The justices mostly asked petitioner hypotheticals concerning the limits of what constitutes a seizure, such as if an officer unintentionally shot a fleeing civilian when attempting to shoot their tires. Justice Clarence Thomas inquired into seventeenth century common law, and if any courts back then held that there was a distinction between the physical touching of the police and a projectile such as a bullet. The petitioner replied that the founding generation recognized that the infliction of physical force on the body is itself an intrusion regardless of whether the person is able to walk away.

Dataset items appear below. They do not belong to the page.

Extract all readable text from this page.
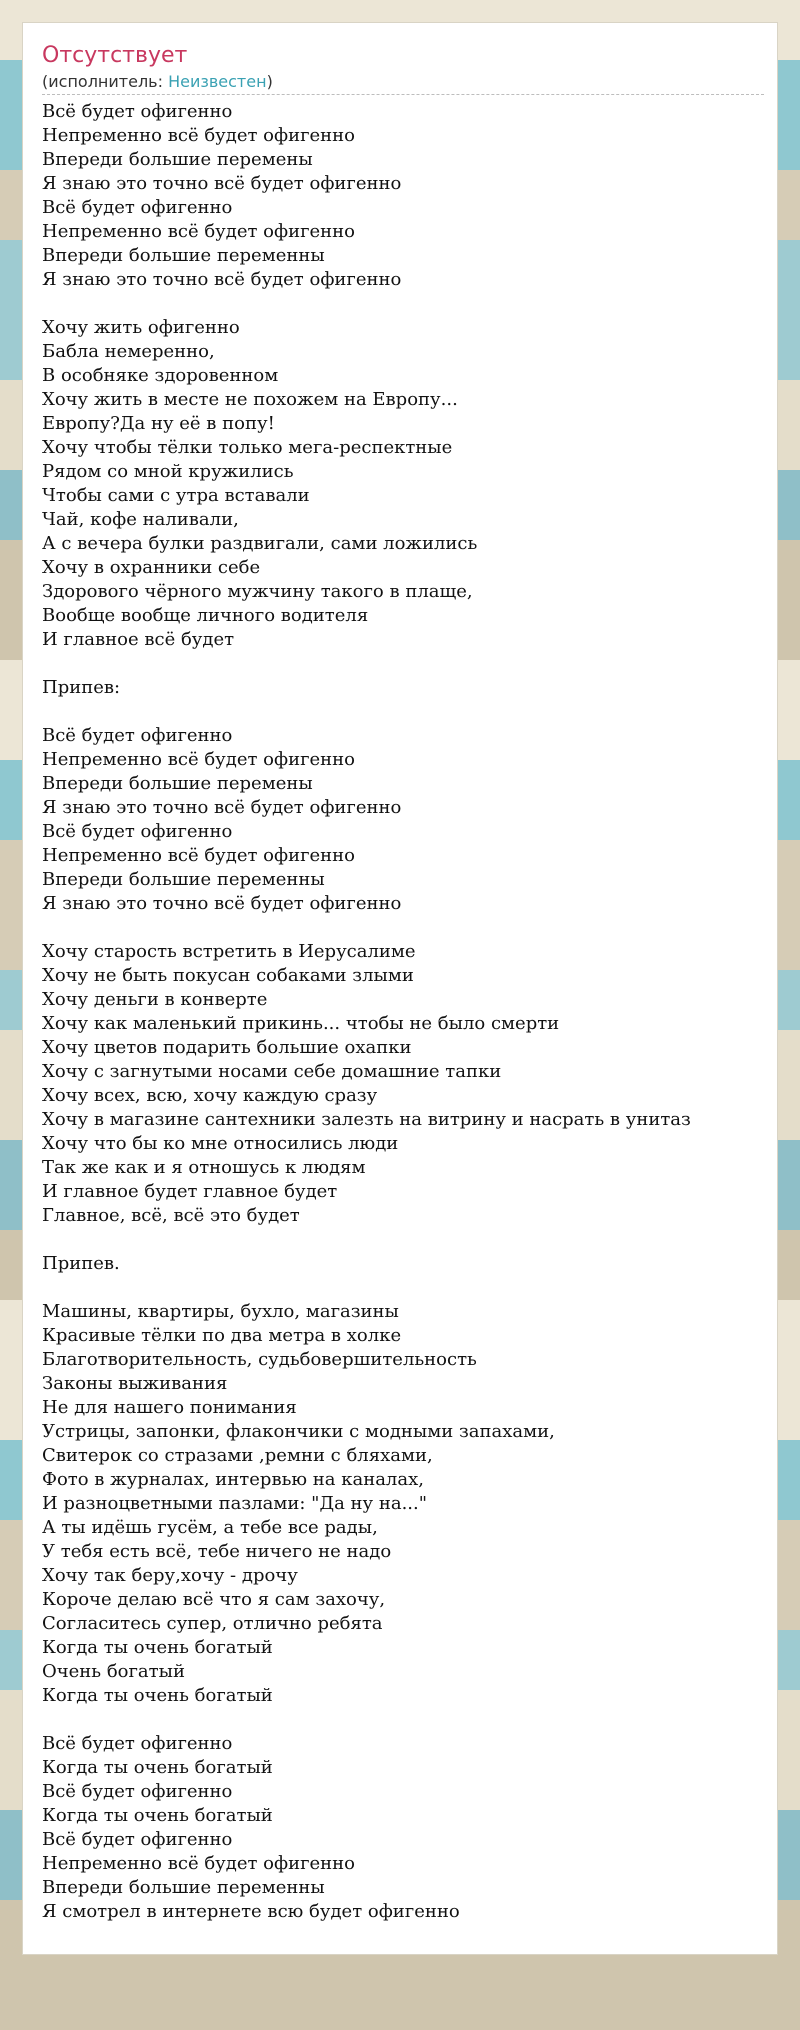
Отсутствует
(исполнитель: Неизвестен)
Всё будет офигенно
Непременно всё будет офигенно
Впереди большие перемены
Я знаю это точно всё будет офигенно
Всё будет офигенно
Непременно всё будет офигенно
Впереди большие переменны
Я знаю это точно всё будет офигенно
Хочу жить офигенно
Бабла немеренно,
В особняке здоровенном
Хочу жить в месте не похожем на Европу...
Европу?Да ну её в попу!
Хочу чтобы тёлки только мега-респектные
Рядом со мной кружились
Чтобы сами с утра вставали
Чай, кофе наливали,
А с вечера булки раздвигали, сами ложились
Хочу в охранники себе
Здорового чёрного мужчину такого в плаще,
Вообще вообще личного водителя
И главное всё будет
Припев:
Всё будет офигенно
Непременно всё будет офигенно
Впереди большие перемены
Я знаю это точно всё будет офигенно
Всё будет офигенно
Непременно всё будет офигенно
Впереди большие переменны
Я знаю это точно всё будет офигенно
Хочу старость встретить в Иерусалиме
Хочу не быть покусан собаками злыми
Хочу деньги в конверте
Хочу как маленький прикинь... чтобы не было смерти
Хочу цветов подарить большие охапки
Хочу с загнутыми носами себе домашние тапки
Хочу всех, всю, хочу каждую сразу
Хочу в магазине сантехники залезть на витрину и насрать в унитаз
Хочу что бы ко мне относились люди
Так же как и я отношусь к людям
И главное будет главное будет
Главное, всё, всё это будет
Припев.
Машины, квартиры, бухло, магазины
Красивые тёлки по два метра в холке
Благотворительность, судьбовершительность
Законы выживания
Не для нашего понимания
Устрицы, запонки, флакончики с модными запахами,
Свитерок со стразами ,ремни с бляхами,
Фото в журналах, интервью на каналах,
И разноцветными пазлами: "Да ну на..."
А ты идёшь гусём, а тебе все рады,
У тебя есть всё, тебе ничего не надо
Хочу так беру,хочу - дрочу
Короче делаю всё что я сам захочу,
Согласитесь супер, отлично ребята
Когда ты очень богатый
Очень богатый
Когда ты очень богатый
Всё будет офигенно
Когда ты очень богатый
Всё будет офигенно
Когда ты очень богатый
Всё будет офигенно
Непременно всё будет офигенно
Впереди большие переменны
Я смотрел в интернете всю будет офигенно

Justice Samuel Alito expressed doubts about petitioner’s argument:

If a baseball pitcher intentionally beans the batter, would we say, wow, that pitcher just seized the batter? … In Hodari D., the person had a grip on the purse snatcher for at least a moment. So it’s really hard for me to see how your argument squares with the language of the Fourth Amendment, which prohibits unreasonable seizures, [when the police never physically touched Torres.]

The respondent, representing the US, stated that Torres was indeed seized when officers shot her; since she did not stop her vehicle, the seizure was momentary.

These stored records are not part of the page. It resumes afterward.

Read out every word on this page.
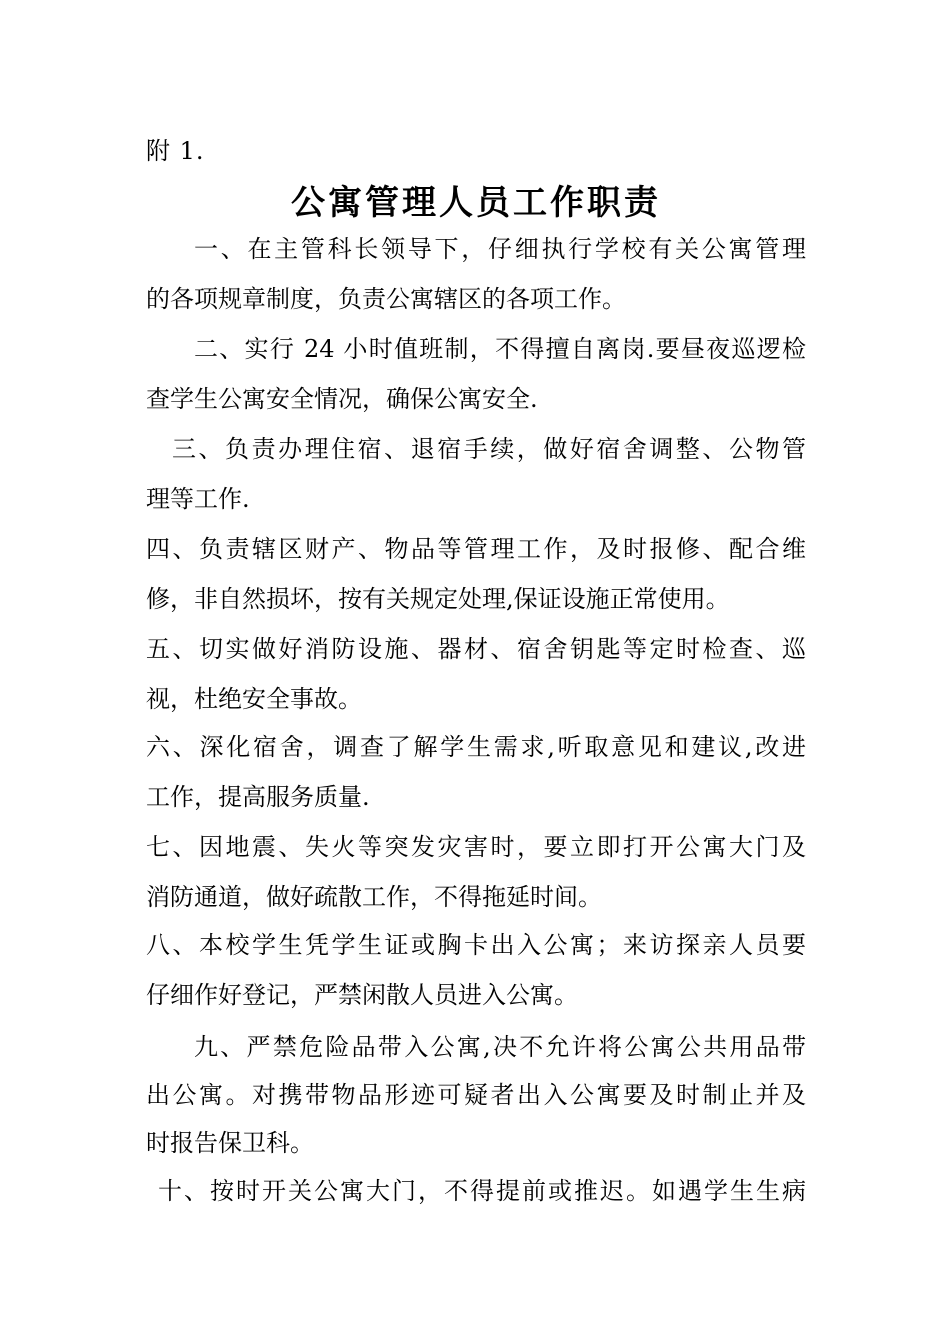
附 1.
公寓管理人员工作职责
一、在主管科长领导下，仔细执行学校有关公寓管理
的各项规章制度，负责公寓辖区的各项工作。
二、实行 24 小时值班制，不得擅自离岗.要昼夜巡逻检
查学生公寓安全情况，确保公寓安全.
三、负责办理住宿、退宿手续，做好宿舍调整、公物管
理等工作.
四、负责辖区财产、物品等管理工作，及时报修、配合维
修，非自然损坏，按有关规定处理,保证设施正常使用。
五、切实做好消防设施、器材、宿舍钥匙等定时检查、巡
视，杜绝安全事故。
六、深化宿舍，调查了解学生需求,听取意见和建议,改进
工作，提高服务质量.
七、因地震、失火等突发灾害时，要立即打开公寓大门及
消防通道，做好疏散工作，不得拖延时间。
八、本校学生凭学生证或胸卡出入公寓；来访探亲人员要
仔细作好登记，严禁闲散人员进入公寓。
九、严禁危险品带入公寓,决不允许将公寓公共用品带
出公寓。对携带物品形迹可疑者出入公寓要及时制止并及
时报告保卫科。
十、按时开关公寓大门，不得提前或推迟。如遇学生生病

At stake in Pereida v. Barr is whether a criminal conviction bars a non-citizen from applying for relief from removal when the record of conviction is ambiguous as to whether it corresponds to an offense listed in the Immigration and Nationality Act (INA). The petitioner in Pereida is a native and citizen of Mexico who was criminally charged for his attempt to use a fraudulent social security card to obtain employment. When the Department of Homeland Security initiated proceedings to deport him, Pereida sought cancelation of the removal application. However, under the INA, Pereida would be ineligible for cancellation of removal if his criminal attempt conviction qualifies as a crime involving moral turpitude (CIMT).

The petitioner first argued that under the categorical approach to interpreting divisible statutes, the court should presume he committed only the least of the acts that could have led to his conviction to determine if he committed a CIMT. Here, since Pereida’s conviction is ambiguous, it cannot “necessarily” constitute a CIMT because CIMTs require a culpable mental state (essentially, a “guilty mind”). Since his criminal conviction did not specify whether he was convicted of a crime with a mental state element, Pereida’s conviction does not fall under CIMT.

The petitioner then argued that the US Court of Appeals for the Eighth Circuit erred in holding that it was Pereida’s burden to establish his eligibility for cancellation of removal. The petitioner instead asserted that Pereida can rely on a rebuttable presumption that he has not been convicted of a disqualifying offense.

The respondent, representing the Department of Justice (DOJ) emphasized that the petitioner pleaded guilty to violating a statute that covers multiple crimes, some of which are disqualifying; therefore, it was his burden to show he was convicted of a non-disqualifying crime under that statute. Since he failed to do so, he should not receive relief.

Chief Justice John Roberts reflected concern on the ability of criminal defendants to access their past documents:

Well, [the defendant] can know what documents to look for, but the reality, as I understand it, is that often … these things aren’t often papered, because you’ve got a lot of, you know, busy criminal dockets and plea bargains and other things like that. So the fact that the [defendant’s] lawyer knows what to look for isn’t enough.

The respondent argued that, although the criminal defendant may not have the resources of the government behind them, they have “all the incentive in the world and the ability to memorialize [any plea] agreement in a written document.”